Karel Luciani, président de l'association Cousins Cousines et Guillaume Colombani, trésorier de l'association
Karel Luciani, président de l'association Cousins Cousines et Guillaume Colombani, trésorier de l'association
Tahiti, le 20 décembre 2021 – L’association Cousins Cousines de Tahiti a été sélectionnée par le ministère des Outre-mer dans le cadre d’un appel à projets. L'occasion pour l’association qui lutte pour les droits de la communauté LGBT (lesbiennes, gays, bisexuelles et transsexuelles) de faire entendre son ras-le-bol.
 
Discrimination, exclusion, absence de tolérance… “Ça suffit !” enrage une affiche de propagande, mais aussi les membres de la communauté LGBT de Polynésie. L’association Cousins Cousines, comptant une trentaine de membres, existe depuis 2007 et lutte pour la cause des homosexuels et des transsexuels. Elle aimerait que les choses évoluent plus vite.
 
Dans cet objectif, Karel Luciani, président de l’association depuis 2018, a répondu à un appel à projets lancé par le ministère des Outre-mer, et a obtenu une dotation.
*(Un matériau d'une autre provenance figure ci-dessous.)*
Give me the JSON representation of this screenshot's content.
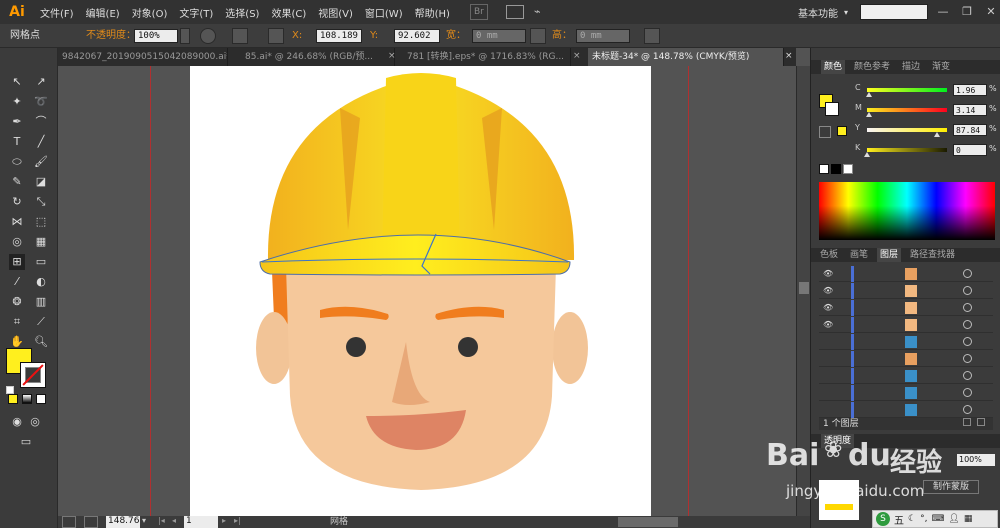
{
  "app": {
    "logo": "Ai"
  },
  "menu": [
    "文件(F)",
    "编辑(E)",
    "对象(O)",
    "文字(T)",
    "选择(S)",
    "效果(C)",
    "视图(V)",
    "窗口(W)",
    "帮助(H)"
  ],
  "menu_extra": {
    "br": "Br",
    "workspace": "基本功能",
    "workspace_caret": "▾"
  },
  "window_controls": {
    "minimize": "—",
    "restore": "❐",
    "close": "✕"
  },
  "control_bar": {
    "selection_label": "网格点",
    "opacity_label": "不透明度：",
    "opacity_value": "100%",
    "x_label": "X:",
    "x_value": "108.189",
    "y_label": "Y:",
    "y_value": "92.602",
    "width_label": "宽：",
    "width_value": "0 mm",
    "height_label": "高：",
    "height_value": "0 mm"
  },
  "tabs": [
    {
      "label": "9842067_2019090515042089000.ai*",
      "active": false
    },
    {
      "label": "85.ai* @ 246.68% (RGB/预...",
      "active": false
    },
    {
      "label": "781 [转换].eps* @ 1716.83% (RG...",
      "active": false
    },
    {
      "label": "未标题-34* @ 148.78% (CMYK/预览)",
      "active": true
    }
  ],
  "tab_close": "×",
  "status": {
    "zoom": "148.76",
    "page": "1",
    "mode": "网格"
  },
  "color_panel": {
    "tabs": [
      "颜色",
      "颜色参考",
      "描边",
      "渐变"
    ],
    "channels": [
      {
        "label": "C",
        "value": "1.96",
        "unit": "%",
        "level": 0.02
      },
      {
        "label": "M",
        "value": "3.14",
        "unit": "%",
        "level": 0.03
      },
      {
        "label": "Y",
        "value": "87.84",
        "unit": "%",
        "level": 0.88
      },
      {
        "label": "K",
        "value": "0",
        "unit": "%",
        "level": 0.0
      }
    ],
    "fill_color": "#ffef1e"
  },
  "layers_panel": {
    "tabs": [
      "色板",
      "画笔",
      "图层",
      "路径查找器"
    ],
    "footer": "1 个图层",
    "rows": [
      {
        "visible": true,
        "thumb": "#e8a060"
      },
      {
        "visible": true,
        "thumb": "#f2b880"
      },
      {
        "visible": true,
        "thumb": "#f2b880"
      },
      {
        "visible": true,
        "thumb": "#f2b880"
      },
      {
        "visible": false,
        "thumb": "#3a90c8"
      },
      {
        "visible": false,
        "thumb": "#e8a060"
      },
      {
        "visible": false,
        "thumb": "#3a90c8"
      },
      {
        "visible": false,
        "thumb": "#3a90c8"
      },
      {
        "visible": false,
        "thumb": "#3a90c8"
      }
    ]
  },
  "transparency_panel": {
    "tab": "透明度",
    "opacity": "100%",
    "mask_button": "制作蒙版"
  },
  "watermark": {
    "brand": "Bai",
    "brand2": "du",
    "jingyan": "经验",
    "url": "jingyan.baidu.com"
  },
  "ime_bar": {
    "label": "五"
  }
}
Il a présenté lundi son projet de mise en place d'un plan d’urgence à destination de la communauté LGBT. Son projet est de créer des hébergements ou des centres d’accueil pour les homosexuels et/ou transsexuels qui se font rejeter voire exclure de leur foyer. Karel Luciani constate et regrette l'absence de structure dédiée à cette communauté peu visible, voire méprisée, en Polynésie.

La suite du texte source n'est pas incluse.